Since moving from Iqaluit to Igloolik last fall, he said his exchange with local carvers has benefited the community.

“I help young mothers feed their babies, and I help young men buy tools for their work.”

He said his collection of carvings includes priceless artifacts, such as tiny ivory figures once carried by nomadic Inuit, an ancient carved walrus skull, the shoulder blade of a bowhead whale that holds nine separate works of art, and a six-foot-three narwhal tusk held up by two carved drum dancers.

Right now they’re all lying around in the kitchen cupboard of his Igloolik home, he said, but he wants to donate them to the Government of Nunavut, to be preserved for his children and grandchildren.

“I would love to donate this, at this time, to the arts council or the Government of Nunavut, for permanent display, for Arctic youth.”

DeVries said he isn’t worried about his upcoming trial. He’s asking to be tried by a jury of his peers.

He figures the odds are in his favour that most jury members will be potheads, like himself.

“Find 12 of them that haven’t smoked my pot,” he said, laughing.

During the federal election last winter, Nunavut’s Marijuana Party received 7.8 per cent of the vote, more than Green Party. DeVries estimates that 80 per cent of Nunavut’s population smokes dope.

DeVries has also asked the trial be moved from Iqaluit to Igloolik — something the Crown has denied.

He’s to appear in court next on August 8, to have a date set for his preliminary inquiry.

DeVries also said he’s become “a man of God,” with the full title of Rev. Brother David Eddie deVries.

He said he become ordained by the Church of the Universe in March, and has established his own chapter for Nunavut.

“Find the web page, sign the declaration, send them the money. It is that simple,” he said.

The church, formed in 1969 by Walter Tucker of Ontario, promotes the smoking of marijuana.

“I minister to the sick. I give the cannabis medicine to people who need it. I work with Canada’s leading experts in cannabis research, to provide the very best for the people. I’m not a drug dealer, I’m a healer, and I’m going to keep on doing it, and I’m going to heal communities,” deVries said.

He said anyone who wants to join the church could receive a membership card from him, for free.

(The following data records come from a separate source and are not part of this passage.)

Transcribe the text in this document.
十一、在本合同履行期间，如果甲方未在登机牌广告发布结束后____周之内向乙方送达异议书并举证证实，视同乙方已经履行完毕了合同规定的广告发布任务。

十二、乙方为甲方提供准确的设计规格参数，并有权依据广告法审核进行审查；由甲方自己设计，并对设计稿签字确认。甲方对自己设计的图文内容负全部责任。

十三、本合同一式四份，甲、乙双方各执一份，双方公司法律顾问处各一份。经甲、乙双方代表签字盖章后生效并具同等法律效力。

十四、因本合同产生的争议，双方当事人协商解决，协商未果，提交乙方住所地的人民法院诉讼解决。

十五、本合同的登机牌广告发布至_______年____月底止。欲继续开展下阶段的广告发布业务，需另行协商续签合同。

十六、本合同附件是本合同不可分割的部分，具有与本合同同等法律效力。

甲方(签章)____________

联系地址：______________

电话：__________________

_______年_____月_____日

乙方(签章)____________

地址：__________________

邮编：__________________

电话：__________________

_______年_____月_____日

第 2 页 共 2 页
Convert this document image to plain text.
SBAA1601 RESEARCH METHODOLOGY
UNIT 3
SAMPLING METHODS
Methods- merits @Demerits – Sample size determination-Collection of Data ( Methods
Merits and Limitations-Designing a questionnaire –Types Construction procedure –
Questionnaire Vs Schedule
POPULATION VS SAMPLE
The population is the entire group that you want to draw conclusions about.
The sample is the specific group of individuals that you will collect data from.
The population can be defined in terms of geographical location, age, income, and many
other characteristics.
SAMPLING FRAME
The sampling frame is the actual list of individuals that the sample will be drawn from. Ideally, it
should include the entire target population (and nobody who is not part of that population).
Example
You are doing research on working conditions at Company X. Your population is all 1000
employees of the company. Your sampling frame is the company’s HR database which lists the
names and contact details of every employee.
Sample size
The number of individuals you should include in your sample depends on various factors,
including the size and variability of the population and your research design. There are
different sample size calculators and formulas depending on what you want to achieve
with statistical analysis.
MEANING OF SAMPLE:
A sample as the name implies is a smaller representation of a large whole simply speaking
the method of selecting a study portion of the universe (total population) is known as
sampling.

“If they’re challenged in court over their simple possession of marijuana, they’ll have sworn before a man of God that they used cannabis for their own personal, spiritual practice,” deVries said.

The Church of the Universe became founded at a water-filled former quarry in Puslinch, Ontario, between Hamilton and Guelph. The site became known for biker parties, and the unexplained appearance of a corpse in 1975.

The Church of the Universe also promotes nudism — a practice that DeVries distances himself from.

“What it is, is the teaching that the human body isn’t a dirty thing,” he said.

“It’s not about me getting every Inuit to walk around naked. It ain’t going to happen. It’s too… cold around here.”